In the same year, Israel went ahead with the E1 settlement project near Jerusalem. Covering around 3 percent of the West Bank, it breaks its territorial continuity, isolating Palestinian cities such as Bethlehem and Ramallah, and undermines the viability of Palestinian statehood.
As Smotrich put it, E1 is intended to “bury” the notion of a sovereign and contiguous Palestinian state.

Smotrich’s opposition to Palestinian statehood is contained in his ‘One Hope’ plan. It is squarely aimed at eradicating the idea of a two-state solution, Â which is supported by virtually every member state of the United Nations.
It is worth reading excerpts from his plan to better understand what drives him and his colleagues in the Israeli government.
As he writes, “The ‘two-state’ model has led Israel to a dead end … The alternative to this is a new readiness of Israeli society to win the conflict, rather than merely managing it — a victory founded on the understanding that there is no room in the Land of Israel for two conflicting national movements.
“The two-state solution is not realistic and never was. ‘Two-states for two peoples’ is a slogan empty of content that has become the axiomatic solution for the conflict primarily because of the illusion that the Arab side is open to territorial compromise and willing to accept the State of Israel as a Jewish state. This assumption has been repeatedly proven false.
“Under the present reality, the establishment of an Arab terror state in Judea and Samaria, a state whose territory is twenty times larger than the Hamas terror state in the Gaza Strip, would be nothing less than suicidal from the security perspective … The two-state solution is unfeasible, and it is therefore time to put a solution, based on an entirely different approach, on the table.

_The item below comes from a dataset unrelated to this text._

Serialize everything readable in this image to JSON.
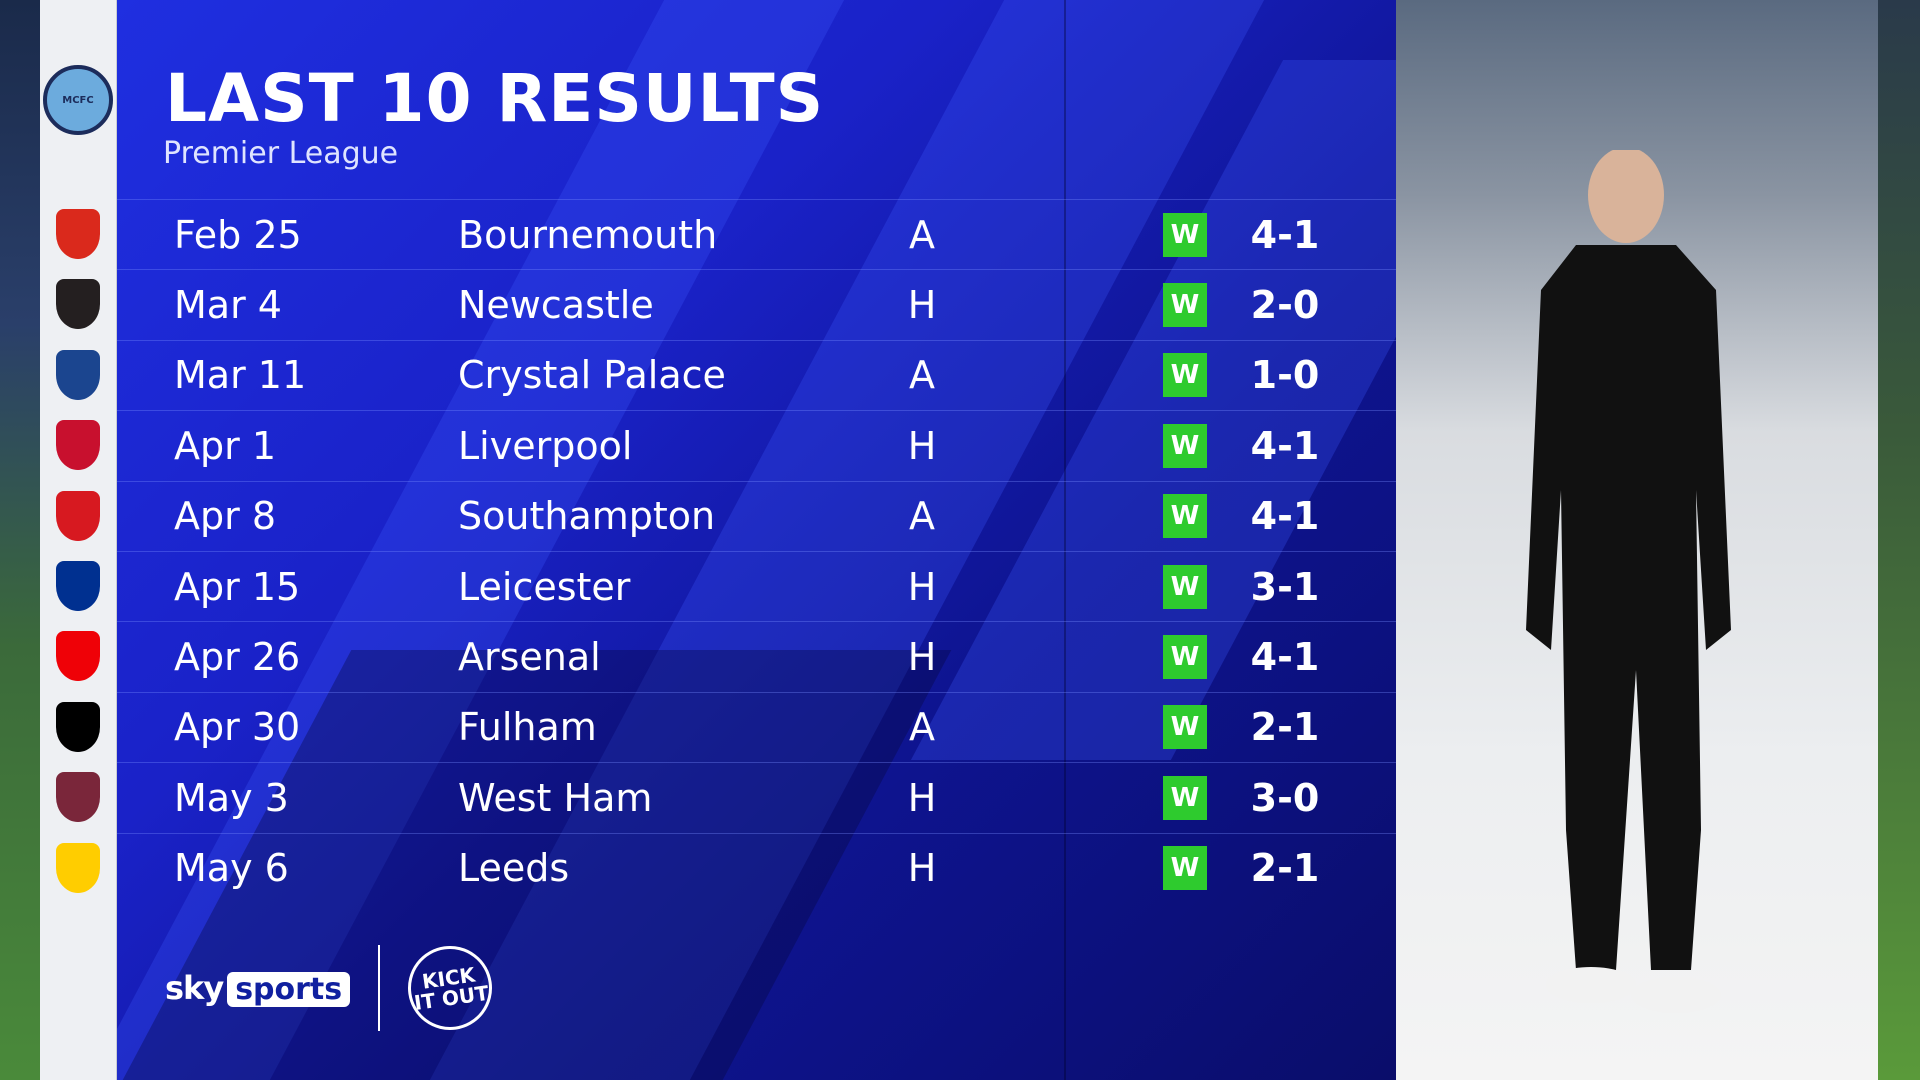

“The continued existence of the two conflicting national aspirations in our small piece of territory will ensure many more years of bloodshed and armed conflict. Only when one of the sides concedes, willingly or by force, and forgoes its national aspirations in the Land of Israel, will the desired peace come about and civilian coexistence becomes possible.”
In his view, Palestinians, or the “Arabs of the Land of Israel,” can either “forgo their national aspirations and stay here and live as individuals in the Jewish state,” or they can pack their bags and leave.
“Those who choose not to let go of their national ambitions will receive aid to emigrate to one of the many countries where Arabs realize their national ambitions, or to any other destination in the world.
“It is, of course, safe to assume that not everyone will adopt one of these two choices. There will be those who will continue to fight the Israel Defence Forces, the State of Israel, and the Jewish population. Such terrorists will be dealt with by the security forces with a strong hand …”
Smotrich’s manifesto, a window inside the far right in Israel, has been adopted by the current Israeli government, which has no real interest in reaching a peace agreement with the present Palestinian leadership in the Palestinian Authority.
Political figures like Smotrich and Netanyahu would rather keep land in the West Bank — the ancestral homeland of the Jewish people — than exchange it for what could be a pragmatic accommodation with the Palestinians.
Which is why Netanyahu has accelerated the expansion of West Bank settlements. To him and like-minded Israelis who subscribe to the tenets of Revisionist Zionism, settlements establish the parameters of new borders and create an iron wall of security.
Yet settlements are and have been sowing further anger and embitterment among Palestinians, intensifying the protracted conflict between Zionism and Palestinian nationalism, and precluding the possibility of peace.